There are three elements to its expansion plans.

It hopes to extend the running line by a further 600 metres to give it a 1,000-metre run with a small halt at the other end of the line.

This would give visitors a longer journey and give them a better taste of what life on a light railway was like.

It hopes to restore its own locomotive, a Hudswell Clarke 0-6-0 saddle tank engine that has not steamed since it was retired by British Sugar in 1970.

Volunteers expect the cost of the restoration to come out at £100,000 and to take five years – but once completed they will not have to rely on other locomotives to provide their power.

Finally the railway hopes to build an engine shed at Brockford to enable working locomotives, and carriages, to be stored out of the elements.

The Middy opened in 1902, but had the dubious honour of falling into receivership even before the first trains ran!

It operated until 1952 when, unable to compete with road traffic, it closed and the track was soon ripped up.

It was one of a number of light railways built across the country which mainly served rural areas where agriculture was an important industry.

Light railways were built to the standard gauge – their trains could continue on the main line. However they were built with minimal engineering, little ballast and followed the contours of the land more than main lines.

Therefore their trains, and the engines that pulled them, were lighter than on main routes – and their speed was restricted to 25mph.

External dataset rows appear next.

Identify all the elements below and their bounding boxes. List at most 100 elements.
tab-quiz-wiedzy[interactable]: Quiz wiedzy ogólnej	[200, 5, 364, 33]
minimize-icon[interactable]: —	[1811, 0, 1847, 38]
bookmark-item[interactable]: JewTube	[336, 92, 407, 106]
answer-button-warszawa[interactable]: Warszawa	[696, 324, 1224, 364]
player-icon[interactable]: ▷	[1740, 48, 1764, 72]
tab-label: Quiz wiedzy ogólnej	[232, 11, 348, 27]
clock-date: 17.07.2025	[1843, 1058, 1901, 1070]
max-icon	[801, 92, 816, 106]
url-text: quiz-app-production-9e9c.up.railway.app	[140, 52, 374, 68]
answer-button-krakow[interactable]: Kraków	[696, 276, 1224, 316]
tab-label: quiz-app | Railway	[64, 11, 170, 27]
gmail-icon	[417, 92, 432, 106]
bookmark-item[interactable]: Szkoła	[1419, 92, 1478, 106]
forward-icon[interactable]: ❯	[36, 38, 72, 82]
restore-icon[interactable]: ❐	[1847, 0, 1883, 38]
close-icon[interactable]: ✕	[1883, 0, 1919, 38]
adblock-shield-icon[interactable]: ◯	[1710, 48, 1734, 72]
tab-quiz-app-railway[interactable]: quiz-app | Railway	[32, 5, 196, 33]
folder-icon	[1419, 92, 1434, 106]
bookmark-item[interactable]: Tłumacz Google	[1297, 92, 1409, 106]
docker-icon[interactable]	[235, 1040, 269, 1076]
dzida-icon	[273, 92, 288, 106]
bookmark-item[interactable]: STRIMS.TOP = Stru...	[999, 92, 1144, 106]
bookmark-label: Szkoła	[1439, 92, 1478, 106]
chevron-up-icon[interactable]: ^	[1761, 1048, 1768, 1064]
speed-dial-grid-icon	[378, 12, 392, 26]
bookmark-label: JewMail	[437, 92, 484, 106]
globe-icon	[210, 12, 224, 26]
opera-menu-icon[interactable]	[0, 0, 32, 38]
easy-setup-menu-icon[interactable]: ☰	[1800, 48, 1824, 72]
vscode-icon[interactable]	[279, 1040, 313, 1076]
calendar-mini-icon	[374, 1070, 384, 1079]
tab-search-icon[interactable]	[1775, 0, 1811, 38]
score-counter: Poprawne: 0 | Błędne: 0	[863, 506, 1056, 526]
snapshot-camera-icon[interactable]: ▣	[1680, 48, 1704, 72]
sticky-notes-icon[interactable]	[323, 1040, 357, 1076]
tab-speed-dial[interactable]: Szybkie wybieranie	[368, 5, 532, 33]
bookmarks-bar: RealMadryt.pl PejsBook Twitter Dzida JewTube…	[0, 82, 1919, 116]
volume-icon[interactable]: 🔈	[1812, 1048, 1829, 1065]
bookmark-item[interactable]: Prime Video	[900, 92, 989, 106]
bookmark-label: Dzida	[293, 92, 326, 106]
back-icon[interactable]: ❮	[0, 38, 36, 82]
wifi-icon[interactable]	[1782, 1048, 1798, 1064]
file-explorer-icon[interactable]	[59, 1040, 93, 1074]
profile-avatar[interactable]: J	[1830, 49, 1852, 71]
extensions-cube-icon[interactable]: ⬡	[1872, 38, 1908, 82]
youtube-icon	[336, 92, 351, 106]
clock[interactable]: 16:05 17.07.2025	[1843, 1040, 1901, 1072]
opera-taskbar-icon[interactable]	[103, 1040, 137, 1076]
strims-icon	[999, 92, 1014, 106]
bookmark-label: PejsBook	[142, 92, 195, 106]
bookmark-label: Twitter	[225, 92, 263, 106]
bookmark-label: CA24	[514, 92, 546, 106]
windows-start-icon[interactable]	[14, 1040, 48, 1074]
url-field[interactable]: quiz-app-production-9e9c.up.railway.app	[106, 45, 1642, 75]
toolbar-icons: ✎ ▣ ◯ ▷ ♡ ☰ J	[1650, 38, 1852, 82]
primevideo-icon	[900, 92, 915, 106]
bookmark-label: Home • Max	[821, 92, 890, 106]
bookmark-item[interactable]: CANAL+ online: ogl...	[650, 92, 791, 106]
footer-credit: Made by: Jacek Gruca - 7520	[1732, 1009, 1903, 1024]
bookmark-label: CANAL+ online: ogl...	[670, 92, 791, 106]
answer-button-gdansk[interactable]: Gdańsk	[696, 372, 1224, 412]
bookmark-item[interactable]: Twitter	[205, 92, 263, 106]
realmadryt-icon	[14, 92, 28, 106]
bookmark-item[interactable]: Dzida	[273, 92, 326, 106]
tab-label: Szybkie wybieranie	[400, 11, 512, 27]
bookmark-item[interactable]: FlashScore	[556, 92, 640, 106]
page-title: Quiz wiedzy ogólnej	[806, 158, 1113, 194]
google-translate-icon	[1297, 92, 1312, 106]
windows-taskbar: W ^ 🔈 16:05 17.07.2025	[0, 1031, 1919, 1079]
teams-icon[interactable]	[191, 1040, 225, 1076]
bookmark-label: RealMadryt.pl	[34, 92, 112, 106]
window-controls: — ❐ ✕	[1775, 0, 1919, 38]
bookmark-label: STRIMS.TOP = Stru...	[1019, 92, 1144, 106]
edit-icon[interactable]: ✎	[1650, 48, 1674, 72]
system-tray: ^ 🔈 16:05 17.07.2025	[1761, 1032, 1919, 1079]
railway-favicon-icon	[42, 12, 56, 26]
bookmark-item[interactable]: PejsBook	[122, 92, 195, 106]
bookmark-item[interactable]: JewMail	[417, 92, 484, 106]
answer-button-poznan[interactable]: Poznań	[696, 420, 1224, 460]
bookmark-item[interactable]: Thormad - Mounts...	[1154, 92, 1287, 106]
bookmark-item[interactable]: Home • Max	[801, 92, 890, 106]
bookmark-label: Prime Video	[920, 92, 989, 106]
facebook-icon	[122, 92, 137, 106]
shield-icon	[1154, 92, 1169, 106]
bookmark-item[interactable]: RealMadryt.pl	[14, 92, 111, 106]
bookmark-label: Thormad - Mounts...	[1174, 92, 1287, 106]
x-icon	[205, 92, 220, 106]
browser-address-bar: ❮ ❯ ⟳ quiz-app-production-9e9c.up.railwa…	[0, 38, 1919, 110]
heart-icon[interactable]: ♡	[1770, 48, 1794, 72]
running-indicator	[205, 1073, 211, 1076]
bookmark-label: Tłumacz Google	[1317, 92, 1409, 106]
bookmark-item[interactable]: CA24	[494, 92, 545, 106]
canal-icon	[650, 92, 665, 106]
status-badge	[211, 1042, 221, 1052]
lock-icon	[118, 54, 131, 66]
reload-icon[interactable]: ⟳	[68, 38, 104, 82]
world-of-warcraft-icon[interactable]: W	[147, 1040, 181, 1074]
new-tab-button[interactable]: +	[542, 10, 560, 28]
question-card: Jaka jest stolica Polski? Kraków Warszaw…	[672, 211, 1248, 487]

The Middy ran from Haughley Junction (where the Cambridge route leaves the main line) to a field between Laxfield and Cratfield.

It was supposed to have run through to Halesworth, and to have a branch running from Kenton to Westerfield through Debenham, Helmingham and Otley – but these were never built after the money ran out.

The busiest days for the Middy were during the war when it served US airbases at Mendlesham and Horham – these are commemorated in the “Middy at War” event over the May Day bank holiday weekend every year. This year’s event should feature a fly-past by the only British-based Lancaster bomber that is still airworthy.

The Middy achieved national recognition in 2012 when it won the Heritage Railway Association Interpretation award for its work recreating its original atmosphere.

John Stark, from the Middy, said the recognition was important – but had to be seen as a step along the way to its development.

He said: “We aren’t going to ever be a large preserved line, but we do want to be able to really recreate what the Middy was all about and we are the only steam standard-gauge railway in Suffolk.”

The recognition has led to the railway successfully securing the loan of the original Kenton station sign that became part of the National Railway Museum collection after the 1952 closure.

The Middy held an open day earlier this month to show itself off to council leaders, local MP Dr Dan Poulter and the media in a bid to attract more visitors in advance of its 2014 season.

It gave visitors the chance to take to the footplate of its borrowed steam locomotive Wissington, and to hear what is planned for the future.